A Japanese TV crew filmed the CEO of a 7 billion yen fast food chain for a feature on Japan's humble corporate culture. His head office in Shinagawa had 3 desks and cost 103,000 yen a month in rent. The office was that small because a Claude agent did the procurement, pricing, and contract work that normally fills three floors.
The crew showed the office. Two desks. One printer. Three employees. A rice cooker in the corner. The TV banner introduced him as the entrepreneur whose chain of snack shops sources rice directly from 312 farmers across Japan.
At 0:43 he says the word fleet. He says it once. He says it without looking at the camera. The crew kept the line because they thought he meant his delivery vans.
He did not mean delivery vans. He meant the fleet of Claude agents that runs every part of his company that does not require a human signature. The two desks at headquarters are for him and the CFO. The third employee is there to answer the phone.
One agent reads daily yield data from 312 rice farmers and sets the next morning's wholesale price for each variety.
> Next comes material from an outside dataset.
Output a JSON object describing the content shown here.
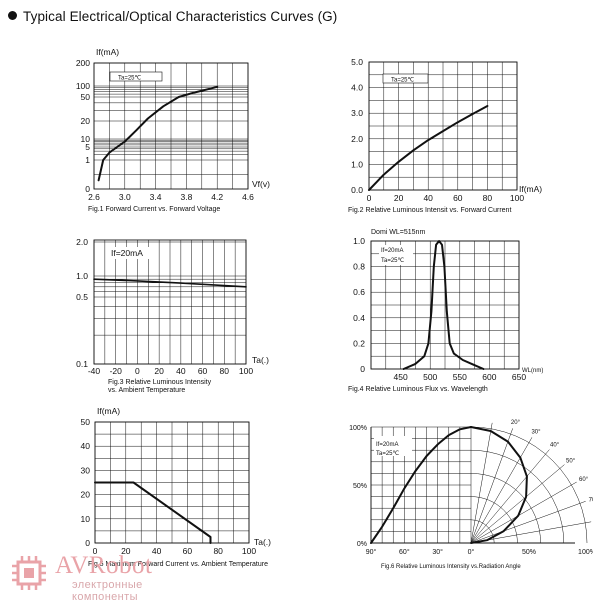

A second agent routes 47 stores worth of inventory based on the previous day's POS data. A third agent drafts every franchise contract and every supplier renewal. He signs every morning before the office opens. Japanese commercial law is satisfied.
Someone pulled the company's filings on the Tokyo commercial registry. Every contract filed in the last 14 months had been timestamped between 5:47 AM and 6:03 AM. Every supplier renewal used the same boilerplate clauses, written in slightly different prose each time. The morning shots in the TV segment showed an empty office because the agent had already done the work of 40 employees overnight.
Six months ago a 14 year old in Shenzhen pushed an AI agent to GitHub. Judges said no real world application. 3,100 forks later. The CEO had been one of them.
He still flies to rice paddies every spring. He still personally tastes every new variety before it gets a code in the system. He still tells investors the head office rent is 103,000 yen because it builds trust. He still has not told the farmers that the agent decided who got the new orders last quarter.
The TV crew thought the rundown head office was a story about a humble entrepreneur. It was actually a story about how many employees a 7 billion yen company does not need when one CEO signs what one Claude agent writes.